Photo Essay: Ephesus
Wake Forest University
Ephesus is located in the western part of Asia Minor, 680 kilometers south of Istanbul along the Aegean Coast of modern-day Turkey. The excavation site of the ancient city lies five kilometers outside of the modern city of Selçuk. The Athenians first colonized the area around Ephesus in the tenth century BCE. By the time of Alexander the Great, a well-established temple to Cybele/Artemis anchored the city's religious, political, and economic life. Lysimachus, one of Alexander's generals, moved the city away from the Artemis temple to the western slope of the Panayırdağ in the third century CE where it remained until its decline after the sixth century CE. The modern excavation site is concentrated around Lysimachus’ new city which encompassed two hills, the Panayırdağ and the Bülbüldağ. The valley between them creates one of the main roads connecting the governmental center of the city (Upper Agora) with the civic (Triodos) and commercial centers (Tetragonos Agora and Harbor) of the city.
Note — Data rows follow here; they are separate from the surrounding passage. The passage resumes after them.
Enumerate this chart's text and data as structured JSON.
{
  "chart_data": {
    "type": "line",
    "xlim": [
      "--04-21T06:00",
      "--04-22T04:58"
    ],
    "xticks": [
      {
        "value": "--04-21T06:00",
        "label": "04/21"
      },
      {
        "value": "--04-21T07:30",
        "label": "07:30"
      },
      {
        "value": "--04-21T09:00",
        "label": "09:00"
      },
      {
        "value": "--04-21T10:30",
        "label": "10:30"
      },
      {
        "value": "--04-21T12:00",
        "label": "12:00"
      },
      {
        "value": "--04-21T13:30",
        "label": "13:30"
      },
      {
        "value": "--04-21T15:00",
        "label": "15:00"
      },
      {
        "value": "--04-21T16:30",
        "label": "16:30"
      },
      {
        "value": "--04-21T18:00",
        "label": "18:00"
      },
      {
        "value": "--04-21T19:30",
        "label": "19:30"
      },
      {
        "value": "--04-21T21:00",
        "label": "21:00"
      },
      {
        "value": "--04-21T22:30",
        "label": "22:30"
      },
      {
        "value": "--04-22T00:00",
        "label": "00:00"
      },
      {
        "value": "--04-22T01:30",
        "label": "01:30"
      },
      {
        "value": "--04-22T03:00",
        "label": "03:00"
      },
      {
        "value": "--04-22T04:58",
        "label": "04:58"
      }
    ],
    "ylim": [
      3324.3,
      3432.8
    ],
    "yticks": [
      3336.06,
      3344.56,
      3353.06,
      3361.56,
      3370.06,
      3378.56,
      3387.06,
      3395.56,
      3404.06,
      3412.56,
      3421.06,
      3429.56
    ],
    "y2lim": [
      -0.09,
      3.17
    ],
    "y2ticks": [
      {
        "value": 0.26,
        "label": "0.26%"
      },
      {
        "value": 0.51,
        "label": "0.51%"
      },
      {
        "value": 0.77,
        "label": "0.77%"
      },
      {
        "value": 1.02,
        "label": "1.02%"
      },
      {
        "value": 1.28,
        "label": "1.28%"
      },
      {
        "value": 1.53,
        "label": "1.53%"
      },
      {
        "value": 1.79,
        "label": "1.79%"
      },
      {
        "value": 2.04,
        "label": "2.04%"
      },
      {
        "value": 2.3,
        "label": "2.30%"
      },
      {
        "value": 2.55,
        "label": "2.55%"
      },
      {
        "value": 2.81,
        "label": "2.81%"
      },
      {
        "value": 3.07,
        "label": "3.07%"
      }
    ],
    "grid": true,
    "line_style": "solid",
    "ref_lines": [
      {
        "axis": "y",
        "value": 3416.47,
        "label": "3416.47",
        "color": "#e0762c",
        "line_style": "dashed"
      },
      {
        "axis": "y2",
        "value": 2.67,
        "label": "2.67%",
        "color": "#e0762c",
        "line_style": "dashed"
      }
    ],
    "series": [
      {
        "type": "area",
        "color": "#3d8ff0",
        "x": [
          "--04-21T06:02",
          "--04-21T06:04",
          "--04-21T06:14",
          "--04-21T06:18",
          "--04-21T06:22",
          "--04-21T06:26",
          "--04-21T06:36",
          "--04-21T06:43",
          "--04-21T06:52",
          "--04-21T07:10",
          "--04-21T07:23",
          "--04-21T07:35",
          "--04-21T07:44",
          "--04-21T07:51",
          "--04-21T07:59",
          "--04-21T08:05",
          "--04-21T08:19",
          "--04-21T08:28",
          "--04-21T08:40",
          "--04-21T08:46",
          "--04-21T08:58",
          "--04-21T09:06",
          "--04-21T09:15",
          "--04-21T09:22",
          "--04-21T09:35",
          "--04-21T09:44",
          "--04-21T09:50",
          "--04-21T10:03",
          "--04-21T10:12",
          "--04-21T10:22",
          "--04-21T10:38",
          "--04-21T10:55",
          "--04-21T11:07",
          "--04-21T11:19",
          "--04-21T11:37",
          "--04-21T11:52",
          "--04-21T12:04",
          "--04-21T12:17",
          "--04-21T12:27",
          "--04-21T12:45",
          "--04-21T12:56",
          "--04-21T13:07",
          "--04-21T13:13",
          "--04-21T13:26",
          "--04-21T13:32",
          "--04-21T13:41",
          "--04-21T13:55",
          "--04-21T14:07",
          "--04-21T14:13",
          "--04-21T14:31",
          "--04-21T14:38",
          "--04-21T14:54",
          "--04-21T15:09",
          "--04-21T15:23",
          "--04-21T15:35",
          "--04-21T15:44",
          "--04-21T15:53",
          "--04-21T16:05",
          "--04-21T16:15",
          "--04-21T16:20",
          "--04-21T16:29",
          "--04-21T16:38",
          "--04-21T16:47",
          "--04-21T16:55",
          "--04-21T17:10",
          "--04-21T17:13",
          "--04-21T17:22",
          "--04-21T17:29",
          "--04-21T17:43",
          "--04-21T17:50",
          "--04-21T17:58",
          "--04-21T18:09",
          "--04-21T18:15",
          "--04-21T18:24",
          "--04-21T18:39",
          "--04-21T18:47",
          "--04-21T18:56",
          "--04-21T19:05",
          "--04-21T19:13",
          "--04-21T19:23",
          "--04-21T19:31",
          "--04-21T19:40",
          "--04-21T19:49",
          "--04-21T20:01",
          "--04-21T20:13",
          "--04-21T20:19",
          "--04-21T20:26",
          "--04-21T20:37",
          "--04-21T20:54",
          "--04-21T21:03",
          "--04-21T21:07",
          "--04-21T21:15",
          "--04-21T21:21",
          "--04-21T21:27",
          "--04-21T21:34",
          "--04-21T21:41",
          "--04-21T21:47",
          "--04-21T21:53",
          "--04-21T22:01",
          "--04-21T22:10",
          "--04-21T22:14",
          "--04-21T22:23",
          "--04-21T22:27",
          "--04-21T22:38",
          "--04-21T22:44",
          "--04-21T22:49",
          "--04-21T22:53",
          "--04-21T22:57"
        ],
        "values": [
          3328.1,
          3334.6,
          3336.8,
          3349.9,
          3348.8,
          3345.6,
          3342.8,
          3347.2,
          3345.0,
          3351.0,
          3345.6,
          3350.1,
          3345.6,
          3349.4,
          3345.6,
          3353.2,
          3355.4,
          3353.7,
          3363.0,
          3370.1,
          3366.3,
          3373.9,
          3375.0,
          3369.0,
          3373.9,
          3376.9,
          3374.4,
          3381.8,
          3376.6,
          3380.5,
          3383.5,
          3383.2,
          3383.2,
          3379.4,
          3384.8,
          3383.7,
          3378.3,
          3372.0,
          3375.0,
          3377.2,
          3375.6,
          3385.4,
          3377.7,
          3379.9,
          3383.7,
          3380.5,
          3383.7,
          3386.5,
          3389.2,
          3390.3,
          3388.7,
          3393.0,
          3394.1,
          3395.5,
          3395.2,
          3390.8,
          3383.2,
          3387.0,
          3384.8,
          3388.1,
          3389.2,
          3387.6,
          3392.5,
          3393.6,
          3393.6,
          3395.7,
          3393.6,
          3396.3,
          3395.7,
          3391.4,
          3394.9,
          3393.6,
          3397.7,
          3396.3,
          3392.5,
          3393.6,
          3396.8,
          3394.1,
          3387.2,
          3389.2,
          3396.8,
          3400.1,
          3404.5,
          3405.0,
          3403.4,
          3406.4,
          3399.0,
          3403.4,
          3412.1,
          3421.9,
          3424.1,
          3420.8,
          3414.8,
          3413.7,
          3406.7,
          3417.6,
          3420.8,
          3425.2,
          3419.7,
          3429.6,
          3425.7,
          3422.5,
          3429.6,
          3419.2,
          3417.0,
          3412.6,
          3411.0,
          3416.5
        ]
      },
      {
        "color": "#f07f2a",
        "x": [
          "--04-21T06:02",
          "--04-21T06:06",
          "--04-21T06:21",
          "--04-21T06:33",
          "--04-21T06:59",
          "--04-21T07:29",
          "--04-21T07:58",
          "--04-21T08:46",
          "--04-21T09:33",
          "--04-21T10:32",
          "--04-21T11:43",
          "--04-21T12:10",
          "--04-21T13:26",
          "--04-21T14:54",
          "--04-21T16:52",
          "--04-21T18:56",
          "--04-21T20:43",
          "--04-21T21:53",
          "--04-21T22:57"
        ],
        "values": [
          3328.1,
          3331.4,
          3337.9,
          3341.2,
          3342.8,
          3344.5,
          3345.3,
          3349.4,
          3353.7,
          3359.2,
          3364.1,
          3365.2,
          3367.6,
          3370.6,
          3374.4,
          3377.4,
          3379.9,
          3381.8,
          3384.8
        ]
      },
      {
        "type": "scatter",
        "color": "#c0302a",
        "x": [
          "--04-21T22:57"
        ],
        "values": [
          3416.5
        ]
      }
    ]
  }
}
When the Pergamene kingdom was bequeathed to Rome in 133 BCE, the city did not fully welcome Roman rule. After paying a significant tribute to Rome for siding with Antony, Augustus named it the new provincial capital of Asia in 27 BCE. During the next three centuries, the city was a trade center in the eastern Empire and as a center for the cult of the Roman emperors. By the fourth century, Ephesus became a place of Christian pilgrimage, erecting monuments to the communal memory of early Christian figures, including John, Luke, Paul, and Thekla. Over the next few centuries the city slowly fell into decline, the harbor silted up, and earthquakes destroyed much infrastructure. It was largely deserted by the tenth century CE.